President Barack Obama made a dramatic shift in U.S. immigration policy on June 15, 2012, when he announced that his administration would offer the children of illegal immigrants the chance to stay in the country legally, a DREAM Act alternative.
His executive order was expected to affect as many as 1.8 million young immigrants who have lived under the specter of deportation.
The Obama plan, which allows for "deferred action" designation, calls for making illegal immigrants immune from deportation if they entered the United States before they turned 16 and are younger than 30 years old. They have to have lived in the U.S. for five continuous years and have no criminal history. They also have to have graduated from a U.S. high school or earned a GED here, or served in the U.S. military.
Beginning Aug. 15, 2012, those young people who are eligible will be able to apply for a two-year work permit that could be renewed unlimited times. The new policy mirrors DREAM Act legislation, with the exception that it does not have a provision that allows a path to permanent residency or citizenship.
President Obama immediately faced criticism that he was motivated by political expediency, less than five months before the presidential election. Hispanics are the fastest-growing voting bloc and many have been disappointed with the administration’s lack of progress on the DREAM Act and other immigration reforms.
Republicans also criticized the president for doing an end-run around Congress. He said during a news conference that he was answering a moral calling. “Let us be clear, this is not amnesty, this is not immunity, this is not a path to citizenship, this is not a permanent fix,” Obama said. “This is the right thing to do.”
The Department of Homeland Security will implement the new policy for the administration. DHS Secretary Janet Napolitano says the government will use its “prosecutorial discretion” to stop deporting young people who find themselves living here illegally through no fault of their own.
“Many of these young people have already contributed to our country in significant ways,” Napolitano said. In 2011, the Obama administration announced it was shifting priorities on deportation and reviewing thousands of cases. The idea was to concentrate removal efforts on illegal immigrants with felony criminal records, rather than removing those whose only offenses were violations of immigration law.

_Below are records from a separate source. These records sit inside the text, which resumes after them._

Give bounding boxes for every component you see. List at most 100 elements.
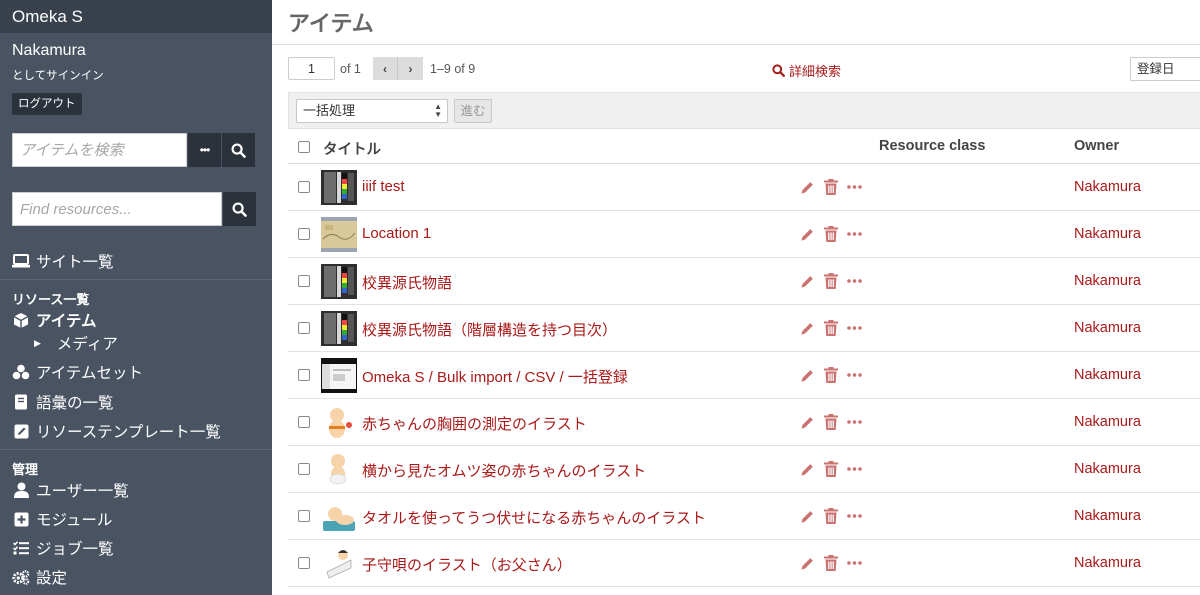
item-title-link[interactable]: 子守唄のイラスト（お父さん）	[362, 554, 572, 575]
resource-search-form	[12, 192, 256, 226]
nav-jobs[interactable]: ジョブ一覧	[12, 537, 114, 559]
select-all-checkbox[interactable]	[298, 141, 310, 153]
pagination-buttons: ‹ ›	[373, 57, 423, 80]
trash-icon[interactable]	[824, 179, 838, 195]
nav-item-sets[interactable]: アイテムセット	[12, 361, 143, 383]
nav-media[interactable]: ▶ メディア	[34, 332, 118, 354]
ellipsis-icon[interactable]	[847, 420, 862, 424]
trash-icon[interactable]	[824, 367, 838, 383]
ellipsis-icon[interactable]	[847, 561, 862, 565]
resource-search-submit-button[interactable]	[222, 192, 256, 226]
pencil-icon[interactable]	[800, 509, 815, 524]
owner-link[interactable]: Nakamura	[1074, 508, 1141, 524]
item-title-link[interactable]: 赤ちゃんの胸囲の測定のイラスト	[362, 413, 587, 434]
search-options-button[interactable]: •••	[187, 133, 221, 167]
item-thumbnail[interactable]	[321, 311, 357, 346]
trash-icon[interactable]	[824, 320, 838, 336]
page-number-input[interactable]	[288, 57, 335, 80]
item-thumbnail[interactable]	[321, 217, 357, 252]
previous-page-button[interactable]: ‹	[373, 57, 398, 80]
pencil-icon[interactable]	[800, 368, 815, 383]
pencil-icon[interactable]	[800, 274, 815, 289]
sort-by-select[interactable]: 登録日	[1130, 57, 1200, 81]
row-checkbox[interactable]	[298, 275, 310, 287]
owner-link[interactable]: Nakamura	[1074, 555, 1141, 571]
nav-resource-templates[interactable]: リソーステンプレート一覧	[12, 420, 221, 442]
pencil-icon[interactable]	[800, 462, 815, 477]
trash-icon[interactable]	[824, 461, 838, 477]
ellipsis-icon[interactable]	[847, 185, 862, 189]
row-actions	[800, 179, 871, 195]
trash-icon[interactable]	[824, 273, 838, 289]
row-checkbox[interactable]	[298, 322, 310, 334]
row-checkbox[interactable]	[298, 463, 310, 475]
item-title-link[interactable]: Location 1	[362, 225, 431, 242]
item-search-submit-button[interactable]	[221, 133, 255, 167]
pencil-icon[interactable]	[800, 321, 815, 336]
row-checkbox[interactable]	[298, 228, 310, 240]
owner-link[interactable]: Nakamura	[1074, 461, 1141, 477]
item-thumbnail[interactable]	[321, 170, 357, 205]
ellipsis-icon[interactable]	[847, 373, 862, 377]
item-title-link[interactable]: 校異源氏物語（階層構造を持つ目次）	[362, 319, 617, 340]
page-title: アイテム	[288, 11, 374, 36]
item-title-link[interactable]: Omeka S / Bulk import / CSV / 一括登録	[362, 366, 628, 387]
item-thumbnail[interactable]	[321, 264, 357, 299]
next-page-button[interactable]: ›	[398, 57, 423, 80]
item-thumbnail[interactable]	[321, 499, 357, 534]
resource-search-input[interactable]	[12, 192, 222, 226]
logout-button[interactable]: ログアウト	[12, 93, 82, 115]
user-icon	[12, 481, 30, 499]
nav-items[interactable]: アイテム	[12, 309, 96, 331]
owner-link[interactable]: Nakamura	[1074, 226, 1141, 242]
row-checkbox[interactable]	[298, 510, 310, 522]
pencil-icon[interactable]	[800, 227, 815, 242]
table-row: 横から見たオムツ姿の赤ちゃんのイラスト Nakamura	[288, 446, 1200, 493]
row-actions	[800, 226, 871, 242]
nav-vocabularies[interactable]: 語彙の一覧	[12, 391, 114, 413]
row-checkbox[interactable]	[298, 416, 310, 428]
trash-icon[interactable]	[824, 414, 838, 430]
item-title-link[interactable]: 横から見たオムツ姿の赤ちゃんのイラスト	[362, 460, 646, 481]
pencil-icon[interactable]	[800, 415, 815, 430]
batch-action-select[interactable]: 一括処理 ▲ ▼	[296, 99, 448, 123]
pencil-icon[interactable]	[800, 556, 815, 571]
owner-link[interactable]: Nakamura	[1074, 320, 1141, 336]
item-thumbnail[interactable]	[321, 452, 357, 487]
item-thumbnail[interactable]	[321, 546, 357, 581]
owner-link[interactable]: Nakamura	[1074, 414, 1141, 430]
ellipsis-icon[interactable]	[847, 467, 862, 471]
batch-go-button[interactable]: 進む	[454, 99, 492, 123]
owner-link[interactable]: Nakamura	[1074, 273, 1141, 289]
user-name-link[interactable]: Nakamura	[12, 42, 86, 60]
item-title-link[interactable]: 校異源氏物語	[362, 272, 452, 293]
ellipsis-icon[interactable]	[847, 514, 862, 518]
item-search-input[interactable]	[12, 133, 187, 167]
nav-sites[interactable]: サイト一覧	[12, 250, 114, 272]
nav-users[interactable]: ユーザー一覧	[12, 479, 129, 501]
pencil-icon[interactable]	[800, 180, 815, 195]
table-row: 校異源氏物語（階層構造を持つ目次） Nakamura	[288, 305, 1200, 352]
ellipsis-icon[interactable]	[847, 232, 862, 236]
row-checkbox[interactable]	[298, 557, 310, 569]
table-row: Location 1 Nakamura	[288, 211, 1200, 258]
search-icon	[231, 143, 246, 158]
row-actions	[800, 461, 871, 477]
brand-link[interactable]: Omeka S	[0, 0, 272, 33]
nav-settings[interactable]: 設定	[12, 566, 67, 588]
owner-link[interactable]: Nakamura	[1074, 179, 1141, 195]
nav-modules[interactable]: モジュール	[12, 508, 112, 530]
item-title-link[interactable]: タオルを使ってうつ伏せになる赤ちゃんのイラスト	[362, 507, 706, 528]
trash-icon[interactable]	[824, 508, 838, 524]
trash-icon[interactable]	[824, 226, 838, 242]
item-thumbnail[interactable]	[321, 358, 357, 393]
item-thumbnail[interactable]	[321, 405, 357, 440]
row-checkbox[interactable]	[298, 181, 310, 193]
item-title-link[interactable]: iiif test	[362, 178, 405, 195]
advanced-search-link[interactable]: 詳細検索	[772, 61, 841, 80]
ellipsis-icon[interactable]	[847, 279, 862, 283]
trash-icon[interactable]	[824, 555, 838, 571]
ellipsis-icon[interactable]	[847, 326, 862, 330]
owner-link[interactable]: Nakamura	[1074, 367, 1141, 383]
row-checkbox[interactable]	[298, 369, 310, 381]
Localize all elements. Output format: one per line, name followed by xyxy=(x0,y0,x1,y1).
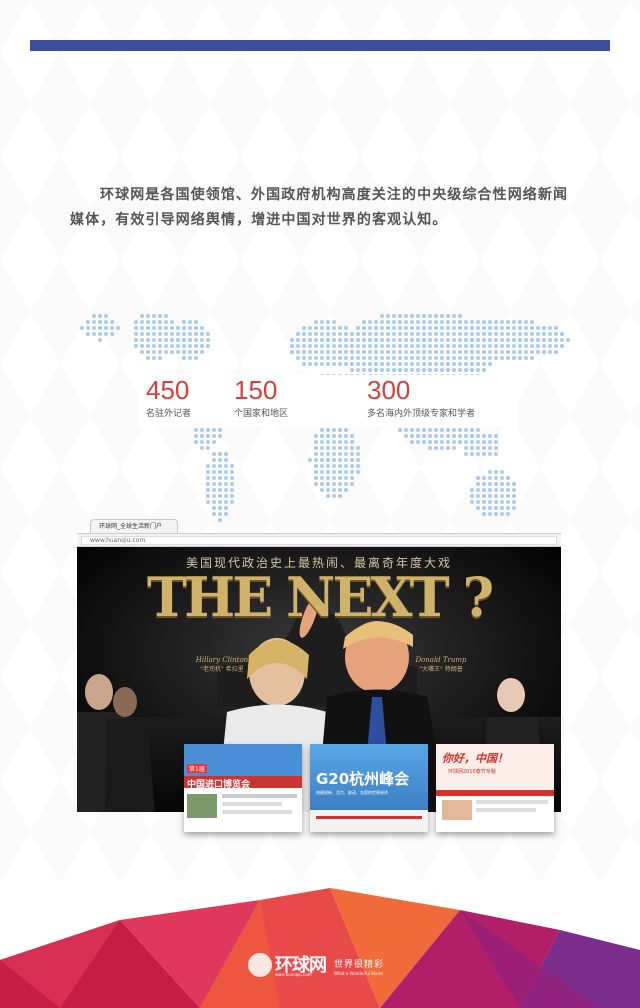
stat-value: 150 xyxy=(234,375,278,405)
footer-polygon-art xyxy=(0,888,640,1008)
top-accent-bar xyxy=(30,40,610,51)
globe-icon xyxy=(248,953,272,977)
thumb-subtitle: 构建创新、活力、联动、包容的世界经济 xyxy=(316,790,388,795)
stat-reporters: 450 名驻外记者 xyxy=(146,375,191,421)
banner-headline: THE NEXT ? xyxy=(146,565,494,629)
stat-label: 个国家和地区 xyxy=(234,409,289,419)
candidate-right-nickname: "大嘴王" 特朗普 xyxy=(419,666,463,673)
stat-value: 300 xyxy=(367,375,411,405)
thumb-title: G20杭州峰会 xyxy=(316,770,410,788)
intro-paragraph: 环球网是各国使领馆、外国政府机构高度关注的中央级综合性网络新闻媒体，有效引导网络… xyxy=(70,187,569,228)
address-bar[interactable]: www.huanqiu.com xyxy=(81,536,557,545)
logo-url: www.huanqiu.com xyxy=(275,972,312,977)
browser-tab[interactable]: 环球网_全球生活新门户 xyxy=(90,519,178,533)
footer-logo: 环球网 www.huanqiu.com 世界很精彩 What a Wonderf… xyxy=(248,953,398,979)
thumb-subtitle: 第1届 xyxy=(187,764,207,773)
stat-value: 450 xyxy=(146,375,190,405)
stat-countries: 150 个国家和地区 xyxy=(234,375,288,421)
logo-slogan: 世界很精彩 xyxy=(334,960,385,970)
stats-panel: 450 名驻外记者 150 个国家和地区 300 多名海内外顶级专家和学者 xyxy=(138,375,518,427)
stat-label: 名驻外记者 xyxy=(146,409,192,419)
candidate-right-name: Donald Trump xyxy=(415,656,467,664)
thumb-title: 中国进口博览会 xyxy=(187,780,251,790)
thumb-subtitle: 环球网2016春节专题 xyxy=(448,769,496,775)
thumbnail-hello-china[interactable]: 你好，中国！ 环球网2016春节专题 xyxy=(436,744,554,832)
address-row: www.huanqiu.com xyxy=(77,533,561,547)
thumbnail-g20[interactable]: G20杭州峰会 构建创新、活力、联动、包容的世界经济 xyxy=(310,744,428,832)
logo-slogan-en: What a Wonderful World xyxy=(334,971,383,976)
stat-label: 多名海内外顶级专家和学者 xyxy=(367,409,476,419)
thumbnail-expo[interactable]: 第1届 中国进口博览会 xyxy=(184,744,302,832)
thumb-title: 你好，中国！ xyxy=(442,752,508,765)
candidate-left-name: Hillary Clinton xyxy=(195,656,249,664)
candidate-left-nickname: "老司机" 希拉里 xyxy=(200,666,244,673)
stat-experts: 300 多名海内外顶级专家和学者 xyxy=(367,375,475,421)
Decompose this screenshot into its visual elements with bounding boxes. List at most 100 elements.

The undocumented immigrant population is estimated at about 11.2 million, so the the policy change would affect roughly 8% of illegal residents. Supporters of the DREAM Act have argued that it also would help the U.S. economy.
Mitt Romney, the Republican presidential nominee, said during the primary debates that he opposed the DREAM Act and a path to legal residency for undocumented youths. He criticized Obama’s announcement for being an impediment to true reform.
“I think the action of the president today makes it more difficult to reach that long-term solution,” Romney said, “because an executive order is, of course, a short-term matter than can be reversed by subsequent presidents.”
During the George W. Bush administration, the DREAM Act had bipartisan support in both houses of Congress but that waned as political discord intensified. Sen. Marco Rubio, R-Fla., has worked on a Republican version of the DREAM Act that resembles the Obama changes. Rubio criticized the president’s plan for “going around Congress” and potentially promoting more illegal immigrants to come here.
“There is broad support for the idea that we should figure out a way to help kids who are undocumented through no fault of their own,” he said in a statement. “But there is also broad consensus that it should be done in a way that does not encourage illegal immigration in the future.”
Implementation of the Obama plan was virtually immediate, according to Napolitano and other government officials, who said deportations of young people had stopped.